Auch wenn es sich um einen extremen Fall handelt: Der globale Immobilienhandel bewegt sich in einem Selbstzerstörungsmodus (wie u.a. der Nobelpreisträger Joe Stiglitz feststellt). Solange Deregulierungen und die Niedrigzins-Geldpolitik anhalten, wird dieser Modus sich allerdings latent erhalten und die «Finanzialisierung der Städte» (Saskia Sassen) weiter radikalisieren.

Auf der anderen Seite regen sich Widerstände, wie etwa in Berlin, wo laut Umfragen vom Tagesspiegel über 70 Prozent der Stadtbevölkerung eine Enteignung der Wohnbaukonzerne fordern (über die im Herbst abgestimmt wird). Ähnliche Quoten werden erreicht, wenn Abstimmungen sich um «Das Recht auf Wohnen» (Basel) oder um die Förderung gemeinnützigen Wohnungsbaus (Zürich) drehen. Insofern steht auch die Ökonomisierung der Politik unter Druck, die Stadtpolitik durch Stadtwirtschaft ersetzt hat, und der Förderung und Finanzierung von Standortvorteilen für globale Konzerne den Vorzug gibt.

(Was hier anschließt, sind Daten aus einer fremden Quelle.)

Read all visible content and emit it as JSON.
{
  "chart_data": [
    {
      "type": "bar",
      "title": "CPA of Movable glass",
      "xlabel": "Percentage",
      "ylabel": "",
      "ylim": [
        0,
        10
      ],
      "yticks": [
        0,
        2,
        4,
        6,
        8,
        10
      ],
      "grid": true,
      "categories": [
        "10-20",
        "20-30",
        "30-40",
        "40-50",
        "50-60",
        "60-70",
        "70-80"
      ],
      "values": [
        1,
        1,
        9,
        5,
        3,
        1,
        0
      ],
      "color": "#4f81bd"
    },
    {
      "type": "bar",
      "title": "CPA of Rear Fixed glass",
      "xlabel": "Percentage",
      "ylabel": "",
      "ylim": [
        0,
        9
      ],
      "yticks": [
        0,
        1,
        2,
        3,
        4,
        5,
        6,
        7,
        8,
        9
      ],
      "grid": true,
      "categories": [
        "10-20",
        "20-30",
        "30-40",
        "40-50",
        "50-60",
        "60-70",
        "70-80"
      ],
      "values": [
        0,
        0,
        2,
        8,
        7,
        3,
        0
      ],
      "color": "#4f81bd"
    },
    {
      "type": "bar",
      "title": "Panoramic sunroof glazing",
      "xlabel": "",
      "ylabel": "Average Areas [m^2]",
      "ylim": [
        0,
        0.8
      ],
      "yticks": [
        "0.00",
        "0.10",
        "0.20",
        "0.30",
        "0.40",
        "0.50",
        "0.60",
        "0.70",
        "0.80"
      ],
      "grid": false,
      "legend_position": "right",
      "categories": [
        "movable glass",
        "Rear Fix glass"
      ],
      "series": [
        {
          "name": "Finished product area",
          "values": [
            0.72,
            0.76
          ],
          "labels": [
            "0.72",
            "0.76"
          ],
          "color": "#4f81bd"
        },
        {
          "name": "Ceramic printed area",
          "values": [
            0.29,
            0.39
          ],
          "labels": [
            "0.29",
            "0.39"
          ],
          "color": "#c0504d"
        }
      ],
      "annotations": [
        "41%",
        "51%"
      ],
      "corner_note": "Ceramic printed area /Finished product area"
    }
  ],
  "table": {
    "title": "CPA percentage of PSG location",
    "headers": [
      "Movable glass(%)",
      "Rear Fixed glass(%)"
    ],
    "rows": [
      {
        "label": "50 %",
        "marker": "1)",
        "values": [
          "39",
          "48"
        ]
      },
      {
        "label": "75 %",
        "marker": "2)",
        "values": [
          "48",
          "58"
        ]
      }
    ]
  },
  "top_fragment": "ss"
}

Reprivatisierung und die Mikrophysik der Deregulierung

In diesem deregulierten Strom sind politische und städtebauliche Lenkungsinstrumente marginalisiert, aufgeweicht oder abgeschafft worden. In vielen europäischen Städten wurde auch städtisches Wohneigentum verkauft und privatisiert – mit der Folge enormer Boden- und Mietpreissteigerungen. Vorhandene Mietbremsen und dergleichen sind weitgehend wirkungslos geworden; sie konnten durch Billigsanierungen oder Ersatzbauten umgangen werden, was die Niedrigzinspolitik gefördert hat.
Mit der deregulierten Stadtentwicklung ist auch ein Mentalitätsbruch innerhalb der Institutionen verbunden. In Zürich galt Stadtplanung noch bis Ende der 1990er Jahre als strategisches Instrument für einen «konzeptionellen Städtebau». Nach städtebaulichen Vorgaben der Behörden wurden öffentliche gegen private Interessen abgewogen und ausgehandelt. Als Grundlage dienten vor allem Gestaltungspläne, deren Bewilligung an gemeinderätliche Beschlüsse und Urnengänge gebunden waren. Dieses und ähnliche Planungsinstrumente stehen nach wie vor zur Verfügung. Nur wurden sie in den letzten Jahrzehnten anders gehandhabt; sie beschränken sich zunehmend auf ein formelles Verfahren, das öffentliche Interessen zurückstellt.
Exemplarisch ist das Sulzer Escher-Wyss Areal, die grösste Industriebrache in Zürich-West. Die Transformation in einen Stadtteil wurde Ende der 1980er Jahre in einem kooperativen Verfahren ausgehandelt vor dem Hintergrund möglicher Zukunftsszenarien für die Stadtentwicklung. Dabei gab es zahlreiche Verhandlungen und Debatten über Perspektiven der Industrie und des Gewerbes, zum Übergang von industriellen in moderne IT-Produktionsformen. Ende der 1990er Jahre wurde schliesslich ein Gestaltungsplan (Herczog Hubeli) genehmigt, der langfristige Zwischennutzungen (mit tiefen Mieten) mit Um- wie Neubauten kombinierte, die Defizite im Quartier behoben und Mischnutzungen ermöglicht haben.
Aktuell, rund 30 Jahre später, stellt sich die Frage nach einer Justierung der Arealentwicklung erneut. Unter anderem, weil vom Kanton eine «Nachverdichtung nach Innen» mit einem Bevölkerungswachstum von 80’000 Personen gefordert wird, um eine weitere Zersiedlung zu bremsen. Damit hat der Kanton die Stadt beauftragt.Insofern sind entsprechende Anpassungen von Stadtteilentwicklungen ein relevantes Mittel, um Nachverdichtungen abzuwägen und zu ermöglichen.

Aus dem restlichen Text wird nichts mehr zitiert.